Man nehme das Mittelalter, eine Brettspiel-artige Welt und verpacke das Ganze in einem rundenbasierten Strategiespiel – voilà, man bekommt ein Indie-Game namens „Rising Lords“. Dass Indie-Games durchaus zu überraschen wissen, hat „Rising Lords“ wieder einmal unter Beweis gestellt. Warum ihr euch das Mittelalter-Strategiespiel nicht entgehen lassen solltet, erfahrt ihr in meiner Review.
„Rising Lords“ stammt aus der Feder des Indie-Entwicklers Argonwood, der zusammen mit Publisher Deck 13 das Spiel bereits 2020 auf Steam im Early Access veröffentlicht hat. Seitdem ist viel passiert, sodass das Spiel gestern, am 18.01.2024, den Early Access verlassen hat und für Xbox One, Xbox Series X/S, Nintendo Switch und den PC veröffentlicht wurde. Der folgende Trailer zeigt, was euch in „Rising Lords“ erwartet:
Tutorial ist ein Muss
Bereits auf der Gamescom 2023 konnte ich einen Blick auf „Rising Lords“ werfen und den Indie-Titel anspielen. Ich hatte sehr viel Spaß dabei, meine Einheiten ins Gefecht zu werfen. Ob ich vielleicht eine oder zwei unkluge Entscheidungen getroffen habe, die zu meiner Vernichtung geführt haben, lasse ich jetzt mal unbeachtet, denn „Rising Lords“ hat einfach Spaß gemacht. Dass Rundenstrategie zuweilen ein wenig kniffliger ist und eine falsche Entscheidung ausreicht, hat mir „Rising Lords“ wieder einmal schmerzhaft bewusst gemacht. Doch damit es euch nicht so wie mir ergeht, haben sich die Entwickler etwas Gutes ausgedacht: So kann man die Kampagne erst starten, wenn man das Tutorial erfolgreich abgeschlossen hat. Die Lernstunde werdet ihr auch brauchen, denn auch wenn „Rising Lords“ auf den ersten Blick recht simpel erscheint, stecken viele taktische Aspekte im Spiel, die es zu meistern gilt.
Im Tutorial übernimmt man die Rolle von Tankred, der von seinem Vater angeleitet wird, damit dieser einmal sein Erbe antreten kann.
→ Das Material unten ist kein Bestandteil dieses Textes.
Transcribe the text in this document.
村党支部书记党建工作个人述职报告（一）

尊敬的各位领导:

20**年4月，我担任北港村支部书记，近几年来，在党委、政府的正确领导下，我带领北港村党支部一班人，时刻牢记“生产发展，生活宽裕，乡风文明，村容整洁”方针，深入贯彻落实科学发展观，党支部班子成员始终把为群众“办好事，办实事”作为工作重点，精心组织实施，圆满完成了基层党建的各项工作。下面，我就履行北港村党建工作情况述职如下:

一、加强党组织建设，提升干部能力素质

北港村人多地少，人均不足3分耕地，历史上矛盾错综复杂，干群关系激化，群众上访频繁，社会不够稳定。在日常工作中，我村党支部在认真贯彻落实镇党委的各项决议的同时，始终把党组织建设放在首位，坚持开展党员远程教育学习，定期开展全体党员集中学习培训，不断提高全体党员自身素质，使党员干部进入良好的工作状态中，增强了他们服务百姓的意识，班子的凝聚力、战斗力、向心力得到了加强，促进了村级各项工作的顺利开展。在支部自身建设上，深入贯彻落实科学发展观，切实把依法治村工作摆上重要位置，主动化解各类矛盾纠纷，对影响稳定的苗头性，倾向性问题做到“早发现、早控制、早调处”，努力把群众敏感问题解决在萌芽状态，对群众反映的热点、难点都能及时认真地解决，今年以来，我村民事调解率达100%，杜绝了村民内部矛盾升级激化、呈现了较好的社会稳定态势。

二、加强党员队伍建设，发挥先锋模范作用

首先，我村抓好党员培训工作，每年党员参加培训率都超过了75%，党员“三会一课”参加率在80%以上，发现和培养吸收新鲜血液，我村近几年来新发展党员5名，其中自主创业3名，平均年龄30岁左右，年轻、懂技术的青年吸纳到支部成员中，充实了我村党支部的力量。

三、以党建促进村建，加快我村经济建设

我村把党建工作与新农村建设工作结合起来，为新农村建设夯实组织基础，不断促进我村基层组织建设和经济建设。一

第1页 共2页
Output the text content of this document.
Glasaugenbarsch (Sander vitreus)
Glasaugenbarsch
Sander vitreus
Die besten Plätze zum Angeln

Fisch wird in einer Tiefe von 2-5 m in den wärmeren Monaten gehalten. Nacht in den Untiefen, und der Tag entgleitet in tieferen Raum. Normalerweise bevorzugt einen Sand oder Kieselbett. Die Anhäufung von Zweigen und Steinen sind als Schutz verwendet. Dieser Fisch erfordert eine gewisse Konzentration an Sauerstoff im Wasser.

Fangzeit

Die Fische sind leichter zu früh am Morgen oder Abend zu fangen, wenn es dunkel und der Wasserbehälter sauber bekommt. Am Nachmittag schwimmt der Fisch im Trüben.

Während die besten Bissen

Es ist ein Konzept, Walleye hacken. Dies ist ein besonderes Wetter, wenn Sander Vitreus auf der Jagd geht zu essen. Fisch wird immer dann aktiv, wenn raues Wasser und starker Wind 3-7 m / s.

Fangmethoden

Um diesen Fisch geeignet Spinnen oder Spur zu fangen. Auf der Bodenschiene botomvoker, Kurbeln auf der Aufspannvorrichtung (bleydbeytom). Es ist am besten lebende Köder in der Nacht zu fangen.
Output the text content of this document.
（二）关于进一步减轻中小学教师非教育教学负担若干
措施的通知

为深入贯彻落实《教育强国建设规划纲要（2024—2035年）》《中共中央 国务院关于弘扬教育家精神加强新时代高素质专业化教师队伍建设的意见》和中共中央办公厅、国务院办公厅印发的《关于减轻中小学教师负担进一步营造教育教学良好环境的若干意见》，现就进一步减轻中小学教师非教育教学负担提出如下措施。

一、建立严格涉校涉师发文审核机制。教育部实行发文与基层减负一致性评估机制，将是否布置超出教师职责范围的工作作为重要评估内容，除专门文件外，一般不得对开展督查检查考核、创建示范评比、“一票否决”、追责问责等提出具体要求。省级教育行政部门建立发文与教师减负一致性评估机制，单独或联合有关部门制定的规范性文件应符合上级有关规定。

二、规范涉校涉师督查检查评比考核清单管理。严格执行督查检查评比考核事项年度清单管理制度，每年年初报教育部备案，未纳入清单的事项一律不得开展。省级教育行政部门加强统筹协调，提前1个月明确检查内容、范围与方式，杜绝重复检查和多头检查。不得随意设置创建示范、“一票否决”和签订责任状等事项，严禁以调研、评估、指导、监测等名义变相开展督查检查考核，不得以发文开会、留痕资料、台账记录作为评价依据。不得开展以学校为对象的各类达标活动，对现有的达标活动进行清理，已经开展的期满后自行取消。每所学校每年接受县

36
So lernt man von Tankreds Vater, wie man ein Dorf bzw. eine Stadt verwaltet – von einfachen Dingen wie Getreideanbau und Viehzucht über komplizierte Mechaniken wie Lagerverwaltung oder Warentransport bis hin zu Gebäudebau ist alles dabei. Hat man diese Schritte gemeistert, geht es daran, ein Heer aufzustellen und Banditen zu besiegen. Wenn man das Tutorial erfolgreich beendet hat, geht es in der Kampagne mit der Geschichte rund um Tankred weiter.
Vom einfachem Lord zum König
Nach einem Schicksalsschlag obliegt die Verantwortung und die Kontrolle über die Ländereien Tankred. Doch der Junge muss noch viel lernen. So gilt es, Tannheim, eure Heimat, wieder auf Vordermann zu bringen, ein schlagkräftiges Heer aufzustellen und neue Ländereien zu erobern oder mit anderen Lords diplomatische Beziehungen zu pflegen, Handel zu treiben oder Intrigen zu schmieden.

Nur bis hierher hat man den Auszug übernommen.